Mit den Worten "Hallo, Europa" deklarierte Präsident Paksas den Beginn "eines neuen Abschnittes" in Litauens Geschichte. Ministerpräsident Algirdas Brazauskas sprach von einer Entscheidung für die Zukunft der "jungen Menschen". Weniger euphorisch kommentierte die Wahlfrequenz Vytautas Landsbergis, der als Präsident vor zwölf Jahren Litauen in die Unabhängigkeit geführt hatte: Der Patient hätte trotz der Bemühungen der Ärzte überlebt. Landsbergis warf der Regierung vor, in ihrer Kampagne die Betonung der historischen Dimension vernachlässigt zu haben.

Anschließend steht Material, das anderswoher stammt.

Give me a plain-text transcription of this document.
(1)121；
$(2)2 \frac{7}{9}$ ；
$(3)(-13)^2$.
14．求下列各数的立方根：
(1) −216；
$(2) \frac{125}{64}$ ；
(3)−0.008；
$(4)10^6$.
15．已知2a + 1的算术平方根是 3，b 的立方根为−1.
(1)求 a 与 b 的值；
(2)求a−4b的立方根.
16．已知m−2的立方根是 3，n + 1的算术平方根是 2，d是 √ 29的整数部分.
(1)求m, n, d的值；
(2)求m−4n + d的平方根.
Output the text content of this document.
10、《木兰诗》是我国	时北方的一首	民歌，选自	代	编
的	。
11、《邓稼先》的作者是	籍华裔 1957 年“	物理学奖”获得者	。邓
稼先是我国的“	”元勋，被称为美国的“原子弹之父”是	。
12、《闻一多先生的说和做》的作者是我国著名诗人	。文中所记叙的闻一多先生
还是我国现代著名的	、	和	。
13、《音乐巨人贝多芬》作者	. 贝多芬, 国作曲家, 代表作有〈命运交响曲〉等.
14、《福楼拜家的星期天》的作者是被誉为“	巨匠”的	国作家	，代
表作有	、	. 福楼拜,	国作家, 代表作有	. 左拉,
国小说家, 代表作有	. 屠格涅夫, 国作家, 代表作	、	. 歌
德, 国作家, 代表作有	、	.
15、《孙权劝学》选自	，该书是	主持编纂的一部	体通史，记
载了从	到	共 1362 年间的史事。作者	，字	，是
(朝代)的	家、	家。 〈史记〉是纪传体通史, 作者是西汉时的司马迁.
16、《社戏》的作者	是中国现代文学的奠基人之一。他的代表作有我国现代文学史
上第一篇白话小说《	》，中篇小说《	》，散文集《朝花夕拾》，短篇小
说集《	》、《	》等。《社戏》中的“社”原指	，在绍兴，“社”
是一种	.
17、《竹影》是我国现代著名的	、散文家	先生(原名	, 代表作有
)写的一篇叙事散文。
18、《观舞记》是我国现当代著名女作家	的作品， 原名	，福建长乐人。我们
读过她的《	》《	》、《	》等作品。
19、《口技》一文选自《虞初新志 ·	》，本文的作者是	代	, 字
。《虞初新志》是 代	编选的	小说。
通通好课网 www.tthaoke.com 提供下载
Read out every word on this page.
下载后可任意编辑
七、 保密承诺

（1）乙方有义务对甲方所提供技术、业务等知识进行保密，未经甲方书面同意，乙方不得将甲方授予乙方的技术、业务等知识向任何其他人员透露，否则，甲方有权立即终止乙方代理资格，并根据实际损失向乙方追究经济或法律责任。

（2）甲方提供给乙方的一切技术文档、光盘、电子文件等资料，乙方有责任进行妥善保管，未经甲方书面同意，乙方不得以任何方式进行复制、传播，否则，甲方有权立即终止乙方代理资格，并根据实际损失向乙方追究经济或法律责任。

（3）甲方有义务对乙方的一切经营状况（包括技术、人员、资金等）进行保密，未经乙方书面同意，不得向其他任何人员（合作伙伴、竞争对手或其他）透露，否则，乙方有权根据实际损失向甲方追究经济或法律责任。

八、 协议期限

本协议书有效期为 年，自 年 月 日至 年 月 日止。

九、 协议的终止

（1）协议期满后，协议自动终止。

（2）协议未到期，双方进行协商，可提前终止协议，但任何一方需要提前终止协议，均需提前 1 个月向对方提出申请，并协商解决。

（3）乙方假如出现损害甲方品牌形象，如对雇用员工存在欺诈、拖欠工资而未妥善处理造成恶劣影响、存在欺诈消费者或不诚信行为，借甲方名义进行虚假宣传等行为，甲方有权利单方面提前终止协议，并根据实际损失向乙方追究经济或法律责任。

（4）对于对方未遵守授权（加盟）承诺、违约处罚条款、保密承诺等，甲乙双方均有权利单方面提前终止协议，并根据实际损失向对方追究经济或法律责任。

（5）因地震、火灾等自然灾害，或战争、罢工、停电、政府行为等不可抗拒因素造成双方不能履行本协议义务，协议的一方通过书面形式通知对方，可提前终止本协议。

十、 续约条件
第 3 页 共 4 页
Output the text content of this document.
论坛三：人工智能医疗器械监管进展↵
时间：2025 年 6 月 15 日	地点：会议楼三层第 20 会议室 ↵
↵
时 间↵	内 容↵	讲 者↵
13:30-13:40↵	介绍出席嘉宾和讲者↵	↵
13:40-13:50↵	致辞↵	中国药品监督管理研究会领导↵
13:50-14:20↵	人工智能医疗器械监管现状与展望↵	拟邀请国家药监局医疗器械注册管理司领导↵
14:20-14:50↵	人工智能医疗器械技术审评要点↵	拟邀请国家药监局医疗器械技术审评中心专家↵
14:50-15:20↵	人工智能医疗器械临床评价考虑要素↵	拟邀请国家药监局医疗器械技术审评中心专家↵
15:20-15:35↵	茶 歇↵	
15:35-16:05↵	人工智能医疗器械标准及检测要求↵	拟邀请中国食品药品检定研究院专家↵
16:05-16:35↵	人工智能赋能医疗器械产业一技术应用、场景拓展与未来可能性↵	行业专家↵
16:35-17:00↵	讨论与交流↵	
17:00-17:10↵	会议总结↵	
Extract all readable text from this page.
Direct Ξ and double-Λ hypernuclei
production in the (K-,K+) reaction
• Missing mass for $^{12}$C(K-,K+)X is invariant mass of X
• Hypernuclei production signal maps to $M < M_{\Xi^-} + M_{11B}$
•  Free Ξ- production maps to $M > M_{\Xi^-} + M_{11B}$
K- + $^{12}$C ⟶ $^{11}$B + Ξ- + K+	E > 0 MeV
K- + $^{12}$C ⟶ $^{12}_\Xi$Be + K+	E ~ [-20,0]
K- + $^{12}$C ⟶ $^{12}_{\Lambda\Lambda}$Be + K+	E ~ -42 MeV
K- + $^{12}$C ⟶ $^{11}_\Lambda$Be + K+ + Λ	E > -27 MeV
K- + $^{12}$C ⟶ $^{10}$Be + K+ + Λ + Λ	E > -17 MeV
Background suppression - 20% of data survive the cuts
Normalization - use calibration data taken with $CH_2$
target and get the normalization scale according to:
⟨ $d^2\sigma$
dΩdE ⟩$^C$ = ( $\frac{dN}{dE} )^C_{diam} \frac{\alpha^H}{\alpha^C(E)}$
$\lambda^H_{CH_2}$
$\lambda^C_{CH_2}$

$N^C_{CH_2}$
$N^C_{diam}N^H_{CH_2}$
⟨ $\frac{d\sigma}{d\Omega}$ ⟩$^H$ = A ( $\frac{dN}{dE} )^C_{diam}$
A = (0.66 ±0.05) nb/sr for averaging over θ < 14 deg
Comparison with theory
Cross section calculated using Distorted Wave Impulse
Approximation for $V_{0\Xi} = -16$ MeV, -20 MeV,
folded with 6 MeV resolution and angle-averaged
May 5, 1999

Den Gratulationen aus zahlreichen jetzigen und künftigen EU-Staaten tat dies keinen Abbruch. EU-Kommissionspräsident Romano Prodi begrüßte das "überwältigende Ergebnis" der "historischen Wahl", Erweiterungskommissar Günter Verheugen würdigte den Wandel der ehemaligen Sowjetrepublik. Deutschlands Außenminister Joschka Fischer und die österreichische Außenministerin Benita Ferrero-Waldner nannten die Zustimmung zur EU ein wichtiges und sehr positives Signal.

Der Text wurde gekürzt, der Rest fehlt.